Last Friday, a New York Times article about Metz described how the city is hitching its wagon to the star of a Centre Pompidou-Metz, hoping to attract 200,000 visitors annually:
Metz has dreams of becoming a European artistic hub, but that will mean cashing in on what many here, including the mayor, call “the Guggenheim effect,” after the urban transformation of Bilbao, Spain, that centered on the striking Guggenheim museum designed by Frank Gehry.
But then the article brought Metz down to earth.
For Thomas Werquin, an economist and the president of an association that studies urban planning projects, the Guggenheim effect is a “myth.”
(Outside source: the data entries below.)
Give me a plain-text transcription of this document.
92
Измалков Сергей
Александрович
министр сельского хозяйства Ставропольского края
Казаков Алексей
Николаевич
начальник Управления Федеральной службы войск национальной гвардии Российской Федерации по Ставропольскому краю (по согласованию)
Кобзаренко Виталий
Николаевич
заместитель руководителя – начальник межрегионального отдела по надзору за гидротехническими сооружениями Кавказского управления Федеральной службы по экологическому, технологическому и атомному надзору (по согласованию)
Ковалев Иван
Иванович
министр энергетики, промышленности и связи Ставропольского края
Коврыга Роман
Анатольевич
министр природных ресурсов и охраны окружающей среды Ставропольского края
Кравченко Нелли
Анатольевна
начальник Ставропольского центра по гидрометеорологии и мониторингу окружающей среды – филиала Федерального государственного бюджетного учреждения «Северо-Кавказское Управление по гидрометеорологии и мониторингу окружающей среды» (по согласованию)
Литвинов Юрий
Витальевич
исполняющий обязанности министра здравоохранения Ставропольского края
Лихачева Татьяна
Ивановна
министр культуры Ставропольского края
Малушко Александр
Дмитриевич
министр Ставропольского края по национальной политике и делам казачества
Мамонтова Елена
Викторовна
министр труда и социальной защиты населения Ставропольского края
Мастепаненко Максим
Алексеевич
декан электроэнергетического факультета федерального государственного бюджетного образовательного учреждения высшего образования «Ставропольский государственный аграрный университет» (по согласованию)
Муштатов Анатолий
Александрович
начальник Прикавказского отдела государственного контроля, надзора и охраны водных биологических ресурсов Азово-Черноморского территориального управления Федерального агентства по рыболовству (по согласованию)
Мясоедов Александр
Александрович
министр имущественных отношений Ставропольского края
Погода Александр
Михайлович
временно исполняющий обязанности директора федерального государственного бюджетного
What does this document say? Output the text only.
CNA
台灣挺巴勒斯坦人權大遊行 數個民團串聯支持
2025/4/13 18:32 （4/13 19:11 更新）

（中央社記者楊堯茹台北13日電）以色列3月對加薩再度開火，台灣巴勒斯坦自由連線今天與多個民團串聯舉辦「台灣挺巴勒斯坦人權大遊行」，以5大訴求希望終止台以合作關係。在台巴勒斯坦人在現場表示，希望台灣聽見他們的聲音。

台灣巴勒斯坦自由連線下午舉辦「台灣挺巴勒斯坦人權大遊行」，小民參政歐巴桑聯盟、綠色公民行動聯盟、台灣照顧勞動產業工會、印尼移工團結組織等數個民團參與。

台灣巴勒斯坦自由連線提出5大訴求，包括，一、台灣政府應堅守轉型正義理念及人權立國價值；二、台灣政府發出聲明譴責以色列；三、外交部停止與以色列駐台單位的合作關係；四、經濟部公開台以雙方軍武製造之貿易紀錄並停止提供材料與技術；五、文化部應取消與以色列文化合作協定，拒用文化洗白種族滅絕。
“A lot of cities now think that having a big, branded museum is enough to make a name for themselves; it’s a big problem,” he said. “The museum is a great element of urban marketing, but not a cultural policy.”
For Mr. Werquin, the Guggenheim museum only served as an “accelerator” in Bilbao’s already strong and determined urban policy.
I’m with Werquin. Museums are being asked to do too much. They’re about art, not tourism — except when those two things align.
The article had one very interesting revelation (to me), however: It said that Pompidou-Metz “will have the right to choose among the 65,000 artworks that the Pompidou center in Paris, the largest contemporary collection in Europe, has in storage.” In storage? How will that draw people?
Sounds to me as if they are counting mainly on the architecture (pix here), not a good bet for sustained tourism.